The Inter-American Development Bank (IDB) has expressed deep concern over Latin America’s shrinking export volume, blaming the decline on decreasing competitiveness.
The value of goods export from Latin America grew 9.7 % in the first quarter of 2018 compared to the same quarter in the previous year, but the volume of exports was found declining by 3%. Moreover, the recent growth in exports was driven largely by the increases in the prices of commodities such as oil and copper.
This ‘speaks to the region’s loss of market share due to declining competitiveness’, the bank has stated.
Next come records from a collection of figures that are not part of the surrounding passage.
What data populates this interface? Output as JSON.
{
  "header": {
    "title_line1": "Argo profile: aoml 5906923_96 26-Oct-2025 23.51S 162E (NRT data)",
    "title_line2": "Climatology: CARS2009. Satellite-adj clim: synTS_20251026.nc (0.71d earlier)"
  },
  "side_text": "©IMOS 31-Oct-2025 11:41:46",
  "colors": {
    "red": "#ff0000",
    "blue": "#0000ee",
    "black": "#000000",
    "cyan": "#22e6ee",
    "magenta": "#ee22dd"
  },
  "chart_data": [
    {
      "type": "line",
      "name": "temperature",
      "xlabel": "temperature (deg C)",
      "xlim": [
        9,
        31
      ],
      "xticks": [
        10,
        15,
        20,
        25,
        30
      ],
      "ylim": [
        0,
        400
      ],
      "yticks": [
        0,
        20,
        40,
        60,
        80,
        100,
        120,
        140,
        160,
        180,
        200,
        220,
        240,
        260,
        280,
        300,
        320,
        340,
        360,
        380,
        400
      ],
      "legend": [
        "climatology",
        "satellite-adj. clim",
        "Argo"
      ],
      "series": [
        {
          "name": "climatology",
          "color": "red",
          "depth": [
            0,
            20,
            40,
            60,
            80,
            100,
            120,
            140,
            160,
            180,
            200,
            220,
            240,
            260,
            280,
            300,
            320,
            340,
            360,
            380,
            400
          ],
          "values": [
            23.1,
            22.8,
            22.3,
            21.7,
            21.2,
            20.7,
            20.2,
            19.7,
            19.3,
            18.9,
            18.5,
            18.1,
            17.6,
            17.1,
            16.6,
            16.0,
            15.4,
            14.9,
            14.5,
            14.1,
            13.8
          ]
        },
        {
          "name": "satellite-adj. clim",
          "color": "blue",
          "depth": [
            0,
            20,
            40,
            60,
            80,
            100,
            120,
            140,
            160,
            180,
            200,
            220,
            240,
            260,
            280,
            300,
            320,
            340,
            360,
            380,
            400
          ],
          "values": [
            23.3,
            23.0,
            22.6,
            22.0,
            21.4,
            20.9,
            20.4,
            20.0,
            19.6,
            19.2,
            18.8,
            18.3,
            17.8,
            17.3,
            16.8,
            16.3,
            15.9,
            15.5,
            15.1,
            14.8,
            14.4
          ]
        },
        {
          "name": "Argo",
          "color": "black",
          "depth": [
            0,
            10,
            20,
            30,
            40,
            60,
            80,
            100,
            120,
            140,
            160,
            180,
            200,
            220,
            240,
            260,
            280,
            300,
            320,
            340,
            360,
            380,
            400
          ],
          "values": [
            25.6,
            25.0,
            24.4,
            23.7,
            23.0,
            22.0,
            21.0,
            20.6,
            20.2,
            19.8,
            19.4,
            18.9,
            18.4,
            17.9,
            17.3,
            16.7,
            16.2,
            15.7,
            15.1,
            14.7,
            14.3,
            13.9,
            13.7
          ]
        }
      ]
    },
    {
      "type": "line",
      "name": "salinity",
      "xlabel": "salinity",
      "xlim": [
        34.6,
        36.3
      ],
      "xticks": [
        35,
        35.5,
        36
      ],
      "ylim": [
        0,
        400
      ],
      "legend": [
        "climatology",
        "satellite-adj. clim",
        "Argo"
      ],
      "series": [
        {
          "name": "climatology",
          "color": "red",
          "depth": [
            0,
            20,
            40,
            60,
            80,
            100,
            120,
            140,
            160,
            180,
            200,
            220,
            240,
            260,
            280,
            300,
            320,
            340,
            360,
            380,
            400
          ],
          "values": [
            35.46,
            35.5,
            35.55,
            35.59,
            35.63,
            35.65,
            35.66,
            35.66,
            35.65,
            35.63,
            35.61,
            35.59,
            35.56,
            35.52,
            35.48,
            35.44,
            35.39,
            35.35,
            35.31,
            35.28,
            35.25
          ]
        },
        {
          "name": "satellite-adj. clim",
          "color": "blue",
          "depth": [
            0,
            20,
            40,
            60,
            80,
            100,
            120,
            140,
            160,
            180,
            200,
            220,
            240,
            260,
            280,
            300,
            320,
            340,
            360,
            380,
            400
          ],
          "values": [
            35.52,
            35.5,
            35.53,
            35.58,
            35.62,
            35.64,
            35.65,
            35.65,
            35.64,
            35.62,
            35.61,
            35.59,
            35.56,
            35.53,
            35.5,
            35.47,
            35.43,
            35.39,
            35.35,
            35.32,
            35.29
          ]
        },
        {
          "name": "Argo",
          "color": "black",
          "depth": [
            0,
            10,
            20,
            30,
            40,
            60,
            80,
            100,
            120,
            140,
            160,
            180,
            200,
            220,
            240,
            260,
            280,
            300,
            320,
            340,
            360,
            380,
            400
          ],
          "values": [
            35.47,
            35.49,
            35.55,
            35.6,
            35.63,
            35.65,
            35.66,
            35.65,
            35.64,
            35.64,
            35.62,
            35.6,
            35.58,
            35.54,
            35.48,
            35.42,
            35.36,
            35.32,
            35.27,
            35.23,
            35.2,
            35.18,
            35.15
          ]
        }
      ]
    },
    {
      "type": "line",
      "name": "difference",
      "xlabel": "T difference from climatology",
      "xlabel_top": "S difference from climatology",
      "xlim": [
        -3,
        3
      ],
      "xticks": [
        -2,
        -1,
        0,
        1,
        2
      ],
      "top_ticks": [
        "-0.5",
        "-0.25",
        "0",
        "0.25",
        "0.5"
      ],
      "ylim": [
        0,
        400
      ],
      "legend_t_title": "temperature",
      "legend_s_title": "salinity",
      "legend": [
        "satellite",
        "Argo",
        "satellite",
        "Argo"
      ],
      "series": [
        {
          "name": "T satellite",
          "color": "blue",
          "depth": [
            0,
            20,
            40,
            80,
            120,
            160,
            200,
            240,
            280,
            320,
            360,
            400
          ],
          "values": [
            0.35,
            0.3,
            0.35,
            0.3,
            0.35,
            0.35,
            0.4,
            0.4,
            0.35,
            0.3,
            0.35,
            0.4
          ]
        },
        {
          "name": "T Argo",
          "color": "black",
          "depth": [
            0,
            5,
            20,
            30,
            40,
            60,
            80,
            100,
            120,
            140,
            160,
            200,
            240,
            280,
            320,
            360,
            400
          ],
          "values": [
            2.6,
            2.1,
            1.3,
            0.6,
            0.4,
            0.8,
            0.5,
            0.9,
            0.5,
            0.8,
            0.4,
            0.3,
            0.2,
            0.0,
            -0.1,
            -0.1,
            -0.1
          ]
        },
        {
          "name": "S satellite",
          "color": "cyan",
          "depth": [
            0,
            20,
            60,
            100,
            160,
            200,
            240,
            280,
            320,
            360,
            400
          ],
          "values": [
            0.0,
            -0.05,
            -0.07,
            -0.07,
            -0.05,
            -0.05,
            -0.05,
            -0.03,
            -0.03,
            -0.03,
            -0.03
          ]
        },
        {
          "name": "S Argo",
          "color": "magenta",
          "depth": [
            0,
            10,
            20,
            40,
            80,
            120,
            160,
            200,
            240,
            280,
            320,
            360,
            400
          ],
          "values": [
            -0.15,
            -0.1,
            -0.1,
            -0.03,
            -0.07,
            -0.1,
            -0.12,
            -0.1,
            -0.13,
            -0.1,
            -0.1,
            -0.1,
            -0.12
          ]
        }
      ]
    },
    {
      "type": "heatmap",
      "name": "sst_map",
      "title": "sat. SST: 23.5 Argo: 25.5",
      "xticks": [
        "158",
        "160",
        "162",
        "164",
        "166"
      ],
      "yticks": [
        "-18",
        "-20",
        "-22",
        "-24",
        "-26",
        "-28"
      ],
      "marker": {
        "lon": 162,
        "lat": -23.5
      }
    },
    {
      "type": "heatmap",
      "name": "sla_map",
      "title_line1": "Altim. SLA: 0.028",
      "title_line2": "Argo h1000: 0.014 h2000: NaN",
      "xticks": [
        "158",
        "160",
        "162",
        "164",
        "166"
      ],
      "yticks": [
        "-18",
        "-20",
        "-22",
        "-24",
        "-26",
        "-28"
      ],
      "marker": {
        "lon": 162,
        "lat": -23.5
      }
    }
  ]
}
According to the report, low productivity and high trade costs are affecting the export performance of the region.
It is estimated that the region’s competitiveness dropped by 7.4 percentage points between 2011 and 2016, while exports decreased by a stunning 22%.
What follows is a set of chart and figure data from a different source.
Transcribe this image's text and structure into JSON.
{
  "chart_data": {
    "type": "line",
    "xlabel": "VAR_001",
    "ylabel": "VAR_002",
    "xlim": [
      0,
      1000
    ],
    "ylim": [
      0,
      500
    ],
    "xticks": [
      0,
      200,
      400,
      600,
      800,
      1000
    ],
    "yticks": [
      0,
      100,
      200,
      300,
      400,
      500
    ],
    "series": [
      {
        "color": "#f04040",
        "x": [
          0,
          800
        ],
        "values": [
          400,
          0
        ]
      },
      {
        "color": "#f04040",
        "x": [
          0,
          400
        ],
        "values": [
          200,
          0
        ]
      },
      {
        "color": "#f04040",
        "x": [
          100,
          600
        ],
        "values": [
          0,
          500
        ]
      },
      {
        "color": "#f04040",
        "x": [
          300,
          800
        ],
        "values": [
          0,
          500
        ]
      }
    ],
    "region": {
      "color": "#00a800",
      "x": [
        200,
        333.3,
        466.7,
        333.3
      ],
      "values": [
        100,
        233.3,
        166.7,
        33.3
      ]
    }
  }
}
“In a global context of growing uncertainty and low regional competitiveness, Latin America and the Caribbean urgently need to prioritize a policy agenda that will enable a leap in the quality of their exports,” said Paolo Giordano, principal economist at the IDB’s Integration and Trade Sector, who coordinated the report. “More sophisticated exports will help support the current trade recovery and lay the foundations for greater growth in the future.”
The IDB has urged countries in the region to leverage the potential for regional integration and develop what it calls ‘complex value chains’ to boost export.
“Strengthening higher-quality trade flows and regional value chains would not only benefit the export diversification and sophistication of exports, it would also help improve the competitiveness of the region’s economies in the global market,” the bank added.